I run a human evaluation on a recruiting website. The situation is the following:
- There are 78 annotators.
- There are 100 questions.
- Each annotator annotates 5 questions.
- So, on average*, each question is annotated by 4 people. I say on average as the number of responses might vary.
- Each question has 4 dimensions (grammaticality, meaning, simplicity, all), which are measured on a Likert 0 to 5 scale (-2 to 2 in case of the simplicity)
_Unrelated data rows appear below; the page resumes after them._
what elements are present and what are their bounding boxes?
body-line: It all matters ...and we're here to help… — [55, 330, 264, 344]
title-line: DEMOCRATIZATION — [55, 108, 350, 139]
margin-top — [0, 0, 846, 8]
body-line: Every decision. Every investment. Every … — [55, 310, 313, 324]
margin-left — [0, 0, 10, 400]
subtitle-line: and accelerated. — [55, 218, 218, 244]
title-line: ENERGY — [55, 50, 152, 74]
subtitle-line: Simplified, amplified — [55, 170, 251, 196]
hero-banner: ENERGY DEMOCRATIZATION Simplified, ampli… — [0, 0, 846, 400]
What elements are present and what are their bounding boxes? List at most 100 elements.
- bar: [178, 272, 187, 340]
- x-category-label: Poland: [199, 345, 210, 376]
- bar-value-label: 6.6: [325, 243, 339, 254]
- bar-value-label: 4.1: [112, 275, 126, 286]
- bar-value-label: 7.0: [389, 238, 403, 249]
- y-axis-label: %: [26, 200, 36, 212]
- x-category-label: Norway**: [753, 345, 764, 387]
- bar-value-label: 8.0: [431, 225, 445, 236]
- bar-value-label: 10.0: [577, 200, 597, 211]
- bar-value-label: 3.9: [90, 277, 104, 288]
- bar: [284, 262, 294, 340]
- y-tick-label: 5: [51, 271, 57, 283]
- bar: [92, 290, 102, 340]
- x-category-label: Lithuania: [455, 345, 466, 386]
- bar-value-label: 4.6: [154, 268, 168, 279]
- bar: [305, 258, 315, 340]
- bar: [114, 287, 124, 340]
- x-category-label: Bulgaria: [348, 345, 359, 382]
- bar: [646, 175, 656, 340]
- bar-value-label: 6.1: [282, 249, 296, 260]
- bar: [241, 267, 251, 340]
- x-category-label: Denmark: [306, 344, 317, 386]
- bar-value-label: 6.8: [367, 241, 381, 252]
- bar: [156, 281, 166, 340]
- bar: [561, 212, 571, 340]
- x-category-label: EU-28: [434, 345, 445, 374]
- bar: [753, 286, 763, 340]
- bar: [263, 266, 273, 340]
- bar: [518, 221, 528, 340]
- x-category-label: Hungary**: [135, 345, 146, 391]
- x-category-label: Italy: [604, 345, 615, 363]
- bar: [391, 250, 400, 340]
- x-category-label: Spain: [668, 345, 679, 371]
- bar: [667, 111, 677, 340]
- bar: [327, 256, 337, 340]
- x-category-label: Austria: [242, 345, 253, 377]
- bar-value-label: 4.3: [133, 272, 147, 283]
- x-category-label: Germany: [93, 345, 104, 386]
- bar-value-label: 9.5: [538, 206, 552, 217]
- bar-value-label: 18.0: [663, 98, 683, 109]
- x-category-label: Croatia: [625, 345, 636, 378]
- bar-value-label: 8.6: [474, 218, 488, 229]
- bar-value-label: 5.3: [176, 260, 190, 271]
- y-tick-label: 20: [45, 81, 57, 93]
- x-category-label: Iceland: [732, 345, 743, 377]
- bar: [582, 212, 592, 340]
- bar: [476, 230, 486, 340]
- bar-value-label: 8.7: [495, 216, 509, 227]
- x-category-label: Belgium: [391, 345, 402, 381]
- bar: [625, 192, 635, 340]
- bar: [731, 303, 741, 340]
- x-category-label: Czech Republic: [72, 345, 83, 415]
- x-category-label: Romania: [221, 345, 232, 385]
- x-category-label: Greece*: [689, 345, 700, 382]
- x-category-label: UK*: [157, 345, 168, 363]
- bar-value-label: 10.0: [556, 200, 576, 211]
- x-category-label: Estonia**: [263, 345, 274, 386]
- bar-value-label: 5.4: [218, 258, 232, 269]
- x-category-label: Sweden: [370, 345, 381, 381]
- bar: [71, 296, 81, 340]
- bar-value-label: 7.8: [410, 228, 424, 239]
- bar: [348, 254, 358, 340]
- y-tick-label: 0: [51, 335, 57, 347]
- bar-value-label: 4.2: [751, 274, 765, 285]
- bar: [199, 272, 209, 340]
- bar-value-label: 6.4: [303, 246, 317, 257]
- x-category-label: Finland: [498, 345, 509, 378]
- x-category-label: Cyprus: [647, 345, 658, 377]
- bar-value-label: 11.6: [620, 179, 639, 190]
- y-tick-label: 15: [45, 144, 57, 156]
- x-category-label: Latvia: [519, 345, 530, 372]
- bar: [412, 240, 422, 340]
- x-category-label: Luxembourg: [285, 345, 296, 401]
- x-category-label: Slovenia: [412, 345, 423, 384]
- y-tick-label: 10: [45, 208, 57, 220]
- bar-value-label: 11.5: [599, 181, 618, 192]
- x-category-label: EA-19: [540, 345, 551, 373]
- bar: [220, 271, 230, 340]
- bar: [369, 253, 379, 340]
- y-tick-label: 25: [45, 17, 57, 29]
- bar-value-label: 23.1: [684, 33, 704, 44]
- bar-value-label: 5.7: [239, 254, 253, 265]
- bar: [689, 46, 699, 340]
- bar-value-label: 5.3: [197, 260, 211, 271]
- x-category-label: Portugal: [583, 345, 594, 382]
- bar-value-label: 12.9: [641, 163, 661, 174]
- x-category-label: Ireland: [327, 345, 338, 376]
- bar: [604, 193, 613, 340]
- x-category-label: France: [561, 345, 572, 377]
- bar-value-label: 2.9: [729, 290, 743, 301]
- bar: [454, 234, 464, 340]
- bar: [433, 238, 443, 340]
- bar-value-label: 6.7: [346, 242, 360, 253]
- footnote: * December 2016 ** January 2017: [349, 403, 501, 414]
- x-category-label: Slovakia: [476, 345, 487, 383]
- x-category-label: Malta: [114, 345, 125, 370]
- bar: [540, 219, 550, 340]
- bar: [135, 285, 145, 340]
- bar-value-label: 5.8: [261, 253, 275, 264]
So, for example, looking at the grammaticality dimension, one has something like this:
| Q1 | Q2 | Q3 | Q4 | ... | Q500 | |
|---|---|---|---|---|---|---|
| A1 | NaN | 2 | NaN | NaN | ... | 3 |
| A2 | NaN | NaN | 0 | NaN | ... | NaN |
| ... | ... | ... | ... | ... | ... | ... |
| A78 | 1 | 2 | 3 | 1 | ... | 5 |
Obviously, if one does not consider the specific annotator, we can represent it like
| AA | AB | AC | AD | AE |
|---|---|---|---|---|
| 1 | 1 | 2 | 5 | 2 |
| 2 | 2 | 2 | NaN | 2 |
| 3 | 3 | 2 | 3 | 2 |
| 0 | 4 | 5 | 5 | 2 |
| ... | ... | ... | ... | ... |
I am wondering if there is any inter-annotator agreement measure that can be applied in this case or if there is any other way to estimate the agreement.
PS: Is there a book/paper you would recommend to study IAA measures beyond the simple N "fixed" annotators annotate M examples with binary votes?